You’re dead tired, surrounded by a growing puddle of your own sweat, and a cloud of chalk. You’re putting it all on the line, giving everything you’ve got to get the most out of your workout, so why would you ever short yourself on range of motion? You only get out of your training what you put into it, and when you cheat range of motion you’re only cheating yourself. Going through a complete range of motion every time builds strength throughout the entire movement. Maybe you want to be faster than every other name on the board, but the most important person you’re competing with is yourself.
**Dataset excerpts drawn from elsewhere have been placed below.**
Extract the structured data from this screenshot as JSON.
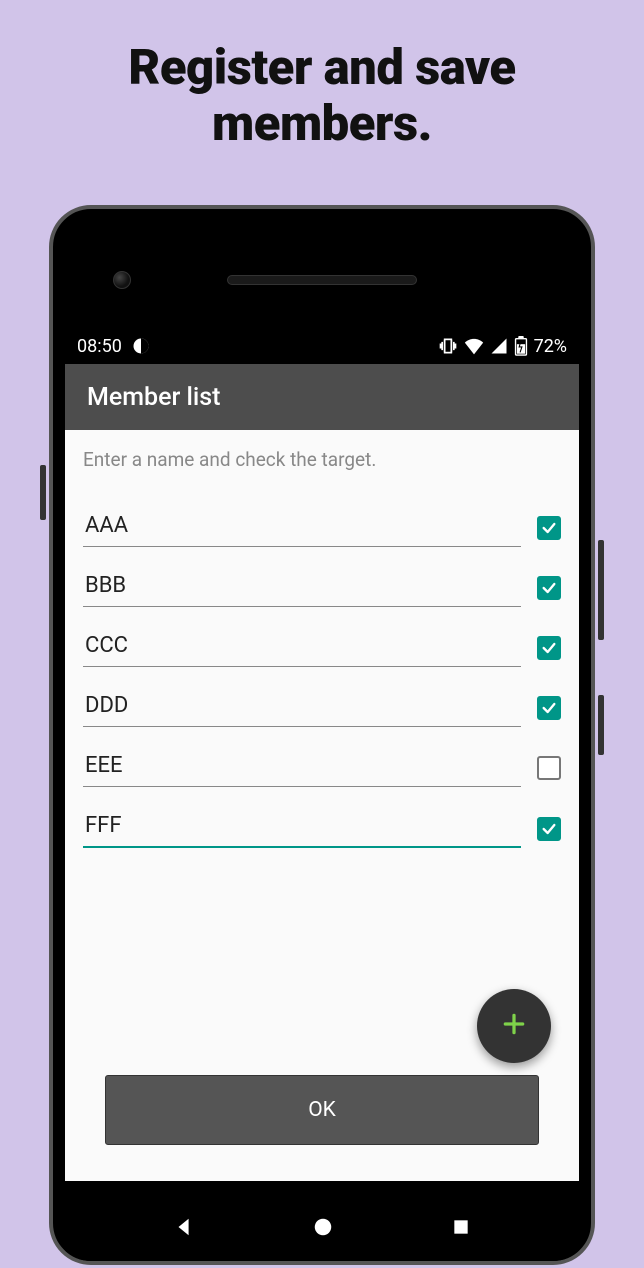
{
  "hero": {
    "title": "Register and save members."
  },
  "statusbar": {
    "time": "08:50",
    "battery_text": "72%"
  },
  "app": {
    "title": "Member list",
    "hint": "Enter a name and check the target.",
    "ok_label": "OK"
  },
  "members": [
    {
      "name": "AAA",
      "checked": true,
      "focused": false
    },
    {
      "name": "BBB",
      "checked": true,
      "focused": false
    },
    {
      "name": "CCC",
      "checked": true,
      "focused": false
    },
    {
      "name": "DDD",
      "checked": true,
      "focused": false
    },
    {
      "name": "EEE",
      "checked": false,
      "focused": false
    },
    {
      "name": "FFF",
      "checked": true,
      "focused": true
    }
  ],
  "colors": {
    "accent": "#009688",
    "fab_plus": "#7fd24a"
  }
}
If you don’t get below parallel on a squat, lock out an overhead press, or get your chin over the bar on a pull-up, you’re not really giving the most of yourself, and therefor not getting the most out of your efforts. We’ve got a little chipper Thursday, so be sure to continue to put out the effort we’ve come to expect, and make every rep count.
May 6th, 2010
Strength: Push Press 5-5-5-5-5
50 Double unders
40 Kettlebell swings (1.5 pood/1 pood)
20 Dumbbell thrusters (45#/30#)
The Red Sox are back to .500 and going for a sweep against the Los Angeles Angels of Anaheim Thursday night, so there won’t be parking at CrossFit Fenway during the evening classes. Daisuke will be making his 2010 Fenway Park debut.